As part of an initiative launched in collaboration with The Clinton Foundation last year, Adapt previously offered 20,000 free cartons of Narcan to colleges across the country. But yesterday the company announced it would lift that cap, pledging to give Narcan to all high schools and colleges in the U.S.
“Today we applaud Adapt Pharma’s decision to provide free, free Narcan to all high schools, colleges and universities in America,” Trump said, according to The Hill. “That’s really an amazing and generous offer.”

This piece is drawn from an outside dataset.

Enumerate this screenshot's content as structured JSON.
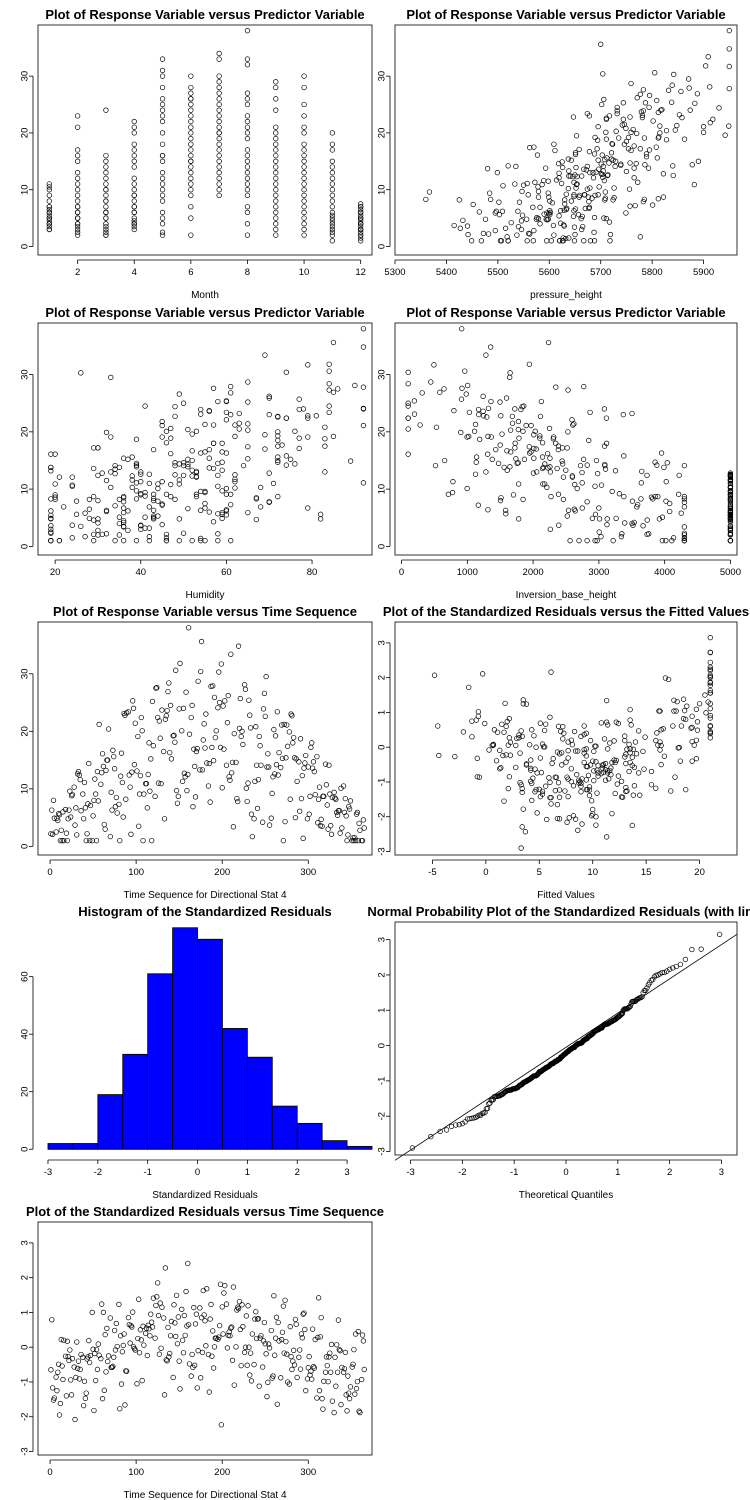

“We are committed to expanding affordable access to Narcan nasal spray to get this emergency treatment for opioid overdose into all places where opioids may be present and into the hands of all who may witness an opioid overdose,” Adapt’s chairman & CEO Seamus Mulligan said in prepared remarks. “We believe, expanding our program to provide free Narcan nasal spray to all U.S. high schools and eligible colleges and universities will improve awareness of opioid risks and help in the timely response in the event of an opioid overdose.”
Trump also pledged to crack down on any party that’s illegally distributing addictive prescription medicines.
“Whether you are a dealer or doctor or trafficker or a manufacturer, if you break the law and illegally peddle these deadly poisons, we will find you, we will arrest you, and we will hold you accountable,” he said, according to NPR.
The president said that his administration would even explore seeking the death penalty for drug dealers – a line that was met with applause from the crowd in New Hampshire.
Another component of Trump’s plan to reel in the nation’s opioid crisis includes reducing the number of legal prescriptions written for opioids each year. His administration has reportedly set a goal to cut the number of opioid prescriptions by one-third in three years.